The Data Protection Commissioner (DPC) has said that it has received a large number of questions on the subject.
And it has now had to issue new guidance because of confusion among parents, teachers and children’s organisations over the matter.
“The DPC often receives queries from schools, parents and even photographers about taking photographs at school events,” it said.
“These events range from concerts and football matches, right up to sports days, holy communions and award ceremonies.”
But the authority outlined that any outright ban on parents taking photos was wrong.
“This type of activity falls under the so-called household exemption under the GDPR,” said the DPC’s newly published guidance.
“This provides that the GDPR does not apply when a person processes personal data – for example, a photograph of someone in the course of a purely personal or household activity.”
The privacy authority also said that GDPR did not strictly prohibit posting photos taken at school events on social media, either.
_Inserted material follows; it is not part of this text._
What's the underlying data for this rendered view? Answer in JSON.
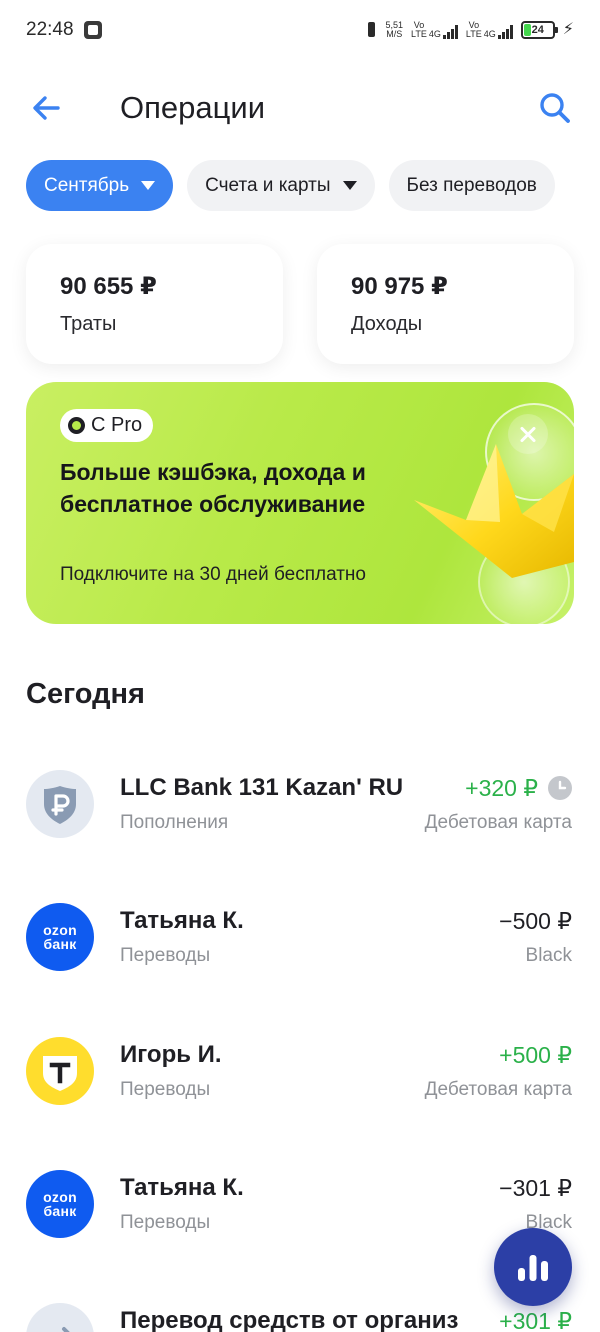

“Personal or household activities could include social networking,” the watchdog said.
"However, if a parent published a photo of their child online that also contained images of other children, and the parent of one of the children was uncomfortable with this and asked the parent to take the photo down, common sense and indeed common courtesy would suggest you should take the photo down."
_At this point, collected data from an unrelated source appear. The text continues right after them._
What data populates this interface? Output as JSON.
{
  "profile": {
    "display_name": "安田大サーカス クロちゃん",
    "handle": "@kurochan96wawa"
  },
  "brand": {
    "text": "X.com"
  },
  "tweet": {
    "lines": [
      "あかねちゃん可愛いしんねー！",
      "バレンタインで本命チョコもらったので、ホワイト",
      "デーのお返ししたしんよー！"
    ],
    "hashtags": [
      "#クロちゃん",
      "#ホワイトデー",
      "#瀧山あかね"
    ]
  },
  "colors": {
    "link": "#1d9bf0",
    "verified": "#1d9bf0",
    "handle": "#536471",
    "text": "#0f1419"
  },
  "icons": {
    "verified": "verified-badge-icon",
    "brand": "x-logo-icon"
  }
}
In general, the DPC said that people have a right to take photos of others in public places.
"There is nothing under the GDPR prohibiting people from taking photos in a public place," it says. "Provided you're not harassing anyone, taking photographs of people in public is generally allowed."
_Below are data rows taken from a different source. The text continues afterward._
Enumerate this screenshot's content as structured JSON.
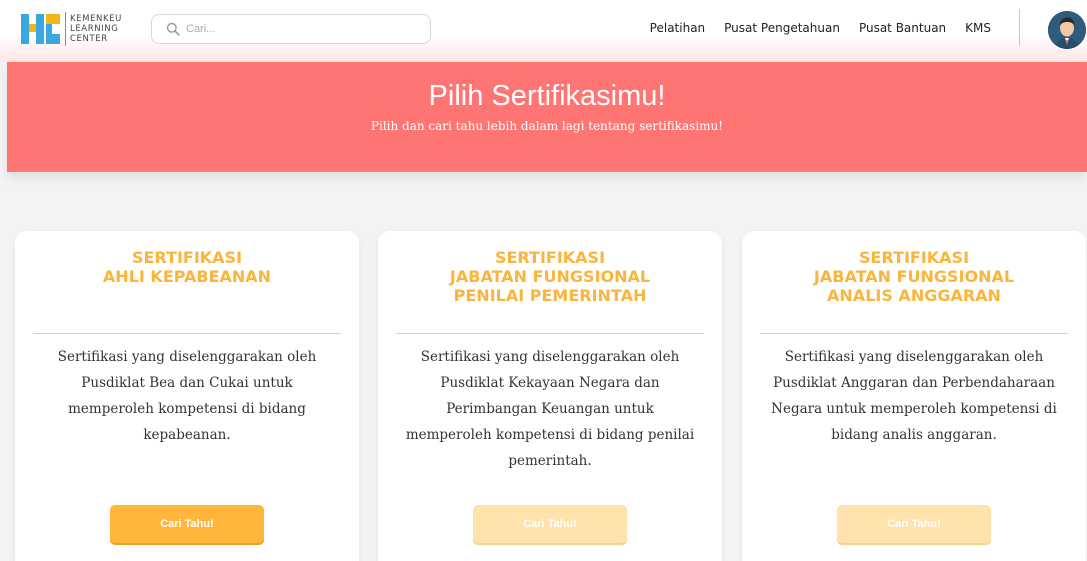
{
  "header": {
    "logo_lines": [
      "KEMENKEU",
      "LEARNING",
      "CENTER"
    ],
    "search_placeholder": "Cari...",
    "nav": [
      "Pelatihan",
      "Pusat Pengetahuan",
      "Pusat Bantuan",
      "KMS"
    ],
    "icons": {
      "search": "search-icon",
      "avatar": "user-avatar"
    }
  },
  "banner": {
    "title": "Pilih Sertifikasimu!",
    "subtitle": "Pilih dan cari tahu lebih dalam lagi tentang sertifikasimu!"
  },
  "cards": [
    {
      "title_lines": [
        "SERTIFIKASI",
        "AHLI KEPABEANAN"
      ],
      "desc_lines": [
        "Sertifikasi yang diselenggarakan oleh",
        "Pusdiklat Bea dan Cukai untuk",
        "memperoleh kompetensi di bidang",
        "kepabeanan."
      ],
      "button": "Cari Tahu!",
      "active": true
    },
    {
      "title_lines": [
        "SERTIFIKASI",
        "JABATAN FUNGSIONAL",
        "PENILAI PEMERINTAH"
      ],
      "desc_lines": [
        "Sertifikasi yang diselenggarakan oleh",
        "Pusdiklat Kekayaan Negara dan",
        "Perimbangan Keuangan untuk",
        "memperoleh kompetensi di bidang penilai",
        "pemerintah."
      ],
      "button": "Cari Tahu!",
      "active": false
    },
    {
      "title_lines": [
        "SERTIFIKASI",
        "JABATAN FUNGSIONAL",
        "ANALIS ANGGARAN"
      ],
      "desc_lines": [
        "Sertifikasi yang diselenggarakan oleh",
        "Pusdiklat Anggaran dan Perbendaharaan",
        "Negara untuk memperoleh kompetensi di",
        "bidang analis anggaran."
      ],
      "button": "Cari Tahu!",
      "active": false
    }
  ],
  "colors": {
    "banner": "#ff7574",
    "card_title": "#fbb53c",
    "button_active": "#ffb63b",
    "button_faded": "#ffe2ac"
  }
}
But publishing a photo of someone may not be allowed, depending on the audience and nature of the publication.
"Whether you can publish a photograph to a broad-based audience is a different question," it said. "Taking a photo in public is generally fine, it's what you do with that photo that can potentially become a data protection issue."
The DPC said that outright school bans on photos may not be enforceable under data protection law.
"While it is at the discretion of schools to create their own policies on these matters for closed school events, it may be rather difficult to enforce an outright ban in the name of data protection on taking photos at, for example, the school's production of 'Grease' which members of the public can also attend," it said.
While the DPC advice gives some clarity to basic legal presumptions around taking photos at school and public events, it does not specify when there is a clear right to object to a photo being taken. In the case of a parent who objects to another parent taking a photo of her child in a sports match, the DPC is unable to say who has the law on their side.
Instead, it said parents and schools should use "common sense" to resolve disputes.
"A balanced, common-sense approach will go a long way towards ensuring that individuals' rights are respected, while also ensuring that data protection doesn't become an obstacle to capturing and celebrating significant school events," it said.